As I have said, your employment history was a good one and at the time of this offence you had been in employment for some 12 months with a firm at Seaford. You were dismissed from your job in about March or April of 2005 after your employer learned that you were facing trial for serious violent offences on all but one count for which you have now been acquitted. Since losing that job you have had only casual work, but it is to your credit that you have tried hard to obtain work and taken it whenever the employment office has been able to provide it. You have available work in Western Australia where a friend of the family, a person of mature years, can provide employment for you in the mining industry. This is a job that you are very keen to take and your parents are also anxious that you do so.
Your prior convictions troubled me but I have come to the conclusion that having regard to the low level violence and to the circumstances in which the offence occurred upon which you have been convicted, it is not inappropriate to give you one further chance. You are very fortunate to have an extremely supportive family. Your parents are decent people and you have caused them a lot of pain. I hope you take the opportunity I am giving you, not only for your own sake, but for theirs too.

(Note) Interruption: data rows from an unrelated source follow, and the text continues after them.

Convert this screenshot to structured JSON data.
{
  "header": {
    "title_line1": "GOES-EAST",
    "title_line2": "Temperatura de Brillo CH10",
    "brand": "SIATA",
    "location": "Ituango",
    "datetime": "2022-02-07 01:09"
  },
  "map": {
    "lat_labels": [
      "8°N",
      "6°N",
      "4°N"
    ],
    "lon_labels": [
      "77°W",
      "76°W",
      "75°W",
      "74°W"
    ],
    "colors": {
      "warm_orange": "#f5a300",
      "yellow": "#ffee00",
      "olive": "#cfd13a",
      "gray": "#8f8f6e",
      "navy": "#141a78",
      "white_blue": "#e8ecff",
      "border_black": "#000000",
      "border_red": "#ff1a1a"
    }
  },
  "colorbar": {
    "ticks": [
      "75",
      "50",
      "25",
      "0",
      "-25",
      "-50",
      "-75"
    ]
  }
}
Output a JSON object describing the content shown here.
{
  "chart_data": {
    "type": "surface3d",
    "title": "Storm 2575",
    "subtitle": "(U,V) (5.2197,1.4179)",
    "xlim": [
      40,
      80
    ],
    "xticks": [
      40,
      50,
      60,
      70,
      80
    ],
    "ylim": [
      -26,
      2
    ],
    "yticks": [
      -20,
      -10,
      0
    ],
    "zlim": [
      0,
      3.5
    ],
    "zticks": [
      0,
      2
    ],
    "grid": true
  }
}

You will be sentenced to three months’ imprisonment with the whole of that sentence to be suspended for a period of 12 months. The purpose behind that order, is that I am giving you an opportunity to avoid imprisonment and I encourage you to to seize the opportunity by avoiding coming before the Court again. Whilst it is an opportunity that you should grasp, there is a sting in it, in that if you fail to grasp this opportunity and you are convicted anywhere, that is, whether inside Victoria or outside Victoria, of any offence which carries a term of imprisonment as a punishment, even if you are not in fact sentenced to imprisonment, during the operational period of this sentence, then it is probable that you will be ordered to serve the whole of the suspended sentence of imprisonment. There are many very minor offences that carry a sentence of imprisonment as a possible penalty. It is important for you to appreciate this order applies to offences which are committed outside Victoria. If, as seems likely, you will travel to Western Australia for employment, do not think that you are outside the grasp of this Court.
I make an order that pursuant to s.464ZFB(1) of the Crimes Act 1958, the forensic sample and related material previously obtained pursuant to your informed consent be retained. This order is made by virtue of the relevance of your prior convictions and as being justified in the public interest. It is also made on the basis that you consent to the order.